The knife falls as I am pushed from my slumber, a dream, sweat coating my brow and the white shift covering me. Glancing around the room trying to remember, why was I here? The walls white, padded, with padded gray bolts holding it down in places. I could smell the medicine, the sickness, and death around me. The smell of a hospital, I hated hospitals.
Standing on unsteady feet, shaking my right leg to wake up my errant foot, a small shiver creeps up my spine from the ever present draft in the room. The door seems imposing, i know its locked, I just want to go. I have things that need to be done.
I glance furtively to the small barred window near the bed and stare out for a moment, freedom, it was almost a impossible thought anymore. The weight set in again, I just wanted to go home, couldn't they let me go home?
A click behind me in the lock, turning quickly to face the intruder, an elderly woman, I\'d seen her before, she delivered my food, and my medicines, and took me to see the doctor. Today it seemed it was time to see the doctor. Medicine taken, her voice was faraway, I didn't want to see her, but the doctor he could get me out of here.
She was a bit of a dullard, her eyes almost vacant and empty, they lacked almost any drive or desire for life. Typical, she hated her life and had given up, but i hadn't and wouldn't let them force me too. The leather cuffs went on easily, an orderly came in, a younger man, but he had that same dull distant look of the nurse. Their voices were always slow and soothing, like you would speak to a small child, I didn't like speaking to them, and wouldn't give them the satisfaction of such, ignorant sods.
The trip to the doctor's office was uneventful, I knew this was a crazy home, I saw them, everyday, the crazy people. They shouted, and argued over petty things like children, they could not honestly think I was crazy like them. The doctor would greet me as always, his look tired, and almost strained.
"You have no response to the therapy," he would say, in the same slow, soothing voice, the therapy he spoke of involved a woman who would tell me ridiculous things. A woman trying to convince me i was crazy.
"Do you understand that you killed your family? Murdered them while they slept," he was as insane as her, I would never hurt my child, or husband.
"I murdered no one," my look incredulous trying to convey to him the true insanity of his words, "I just want to go home to my family."
A sigh, it was always a sigh, but this time he pulled something from his desk, a manila file folder. The world slowed down as he opened the folder, the pictures were graphic, horrific, he showed me my child, and my husband murdered and covered in gore. It all went black then, I woke up, I'm not sure how much later, strapped to my bed, I couldn't remember, at least at first it was a blur. But the memory slowly came back. I had visited the doctor's office, and he showed me some horrific pictures, of what i could not remember, but my memory of what transgressed after that was blank as well as how i arrived here.

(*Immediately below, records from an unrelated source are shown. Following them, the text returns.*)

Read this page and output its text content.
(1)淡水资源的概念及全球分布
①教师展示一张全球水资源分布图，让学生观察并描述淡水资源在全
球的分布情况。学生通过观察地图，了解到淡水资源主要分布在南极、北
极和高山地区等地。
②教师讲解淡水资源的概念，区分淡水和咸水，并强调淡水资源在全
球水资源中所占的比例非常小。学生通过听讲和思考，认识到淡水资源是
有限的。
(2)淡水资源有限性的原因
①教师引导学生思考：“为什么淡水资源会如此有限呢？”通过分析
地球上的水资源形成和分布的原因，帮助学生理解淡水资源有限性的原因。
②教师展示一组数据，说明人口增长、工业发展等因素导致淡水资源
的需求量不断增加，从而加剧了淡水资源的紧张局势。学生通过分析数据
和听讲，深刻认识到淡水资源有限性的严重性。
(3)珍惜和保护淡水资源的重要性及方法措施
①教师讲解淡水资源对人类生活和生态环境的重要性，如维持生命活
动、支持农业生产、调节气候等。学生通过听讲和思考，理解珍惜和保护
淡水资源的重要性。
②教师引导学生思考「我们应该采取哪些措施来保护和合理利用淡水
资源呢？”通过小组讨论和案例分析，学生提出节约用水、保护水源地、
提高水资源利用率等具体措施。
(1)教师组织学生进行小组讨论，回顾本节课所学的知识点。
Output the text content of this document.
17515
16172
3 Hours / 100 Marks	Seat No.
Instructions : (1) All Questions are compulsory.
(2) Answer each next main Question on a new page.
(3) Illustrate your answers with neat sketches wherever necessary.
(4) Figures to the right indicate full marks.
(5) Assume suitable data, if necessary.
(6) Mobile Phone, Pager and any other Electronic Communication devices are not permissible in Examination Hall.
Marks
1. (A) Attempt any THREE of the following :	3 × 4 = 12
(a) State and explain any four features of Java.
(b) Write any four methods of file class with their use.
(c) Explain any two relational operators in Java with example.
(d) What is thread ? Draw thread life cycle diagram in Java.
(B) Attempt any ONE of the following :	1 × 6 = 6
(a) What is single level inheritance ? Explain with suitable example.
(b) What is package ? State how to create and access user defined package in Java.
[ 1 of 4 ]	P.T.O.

The nurse walked in, i at first noticed her sad eyes had turn almost angry, she gave me my shot, and stared at me incredulously for a moment. "How could you, you killed him," her voice shook, and i could tell she was afraid.
Confusion filled me, killed someone I hadn't killed anyone, "I didn't kill anyone." She walked away my voice screaming behind her, "I didn't kill anyone, you have to believe me." Tear falling hotly down the cheeks, I just want to go home.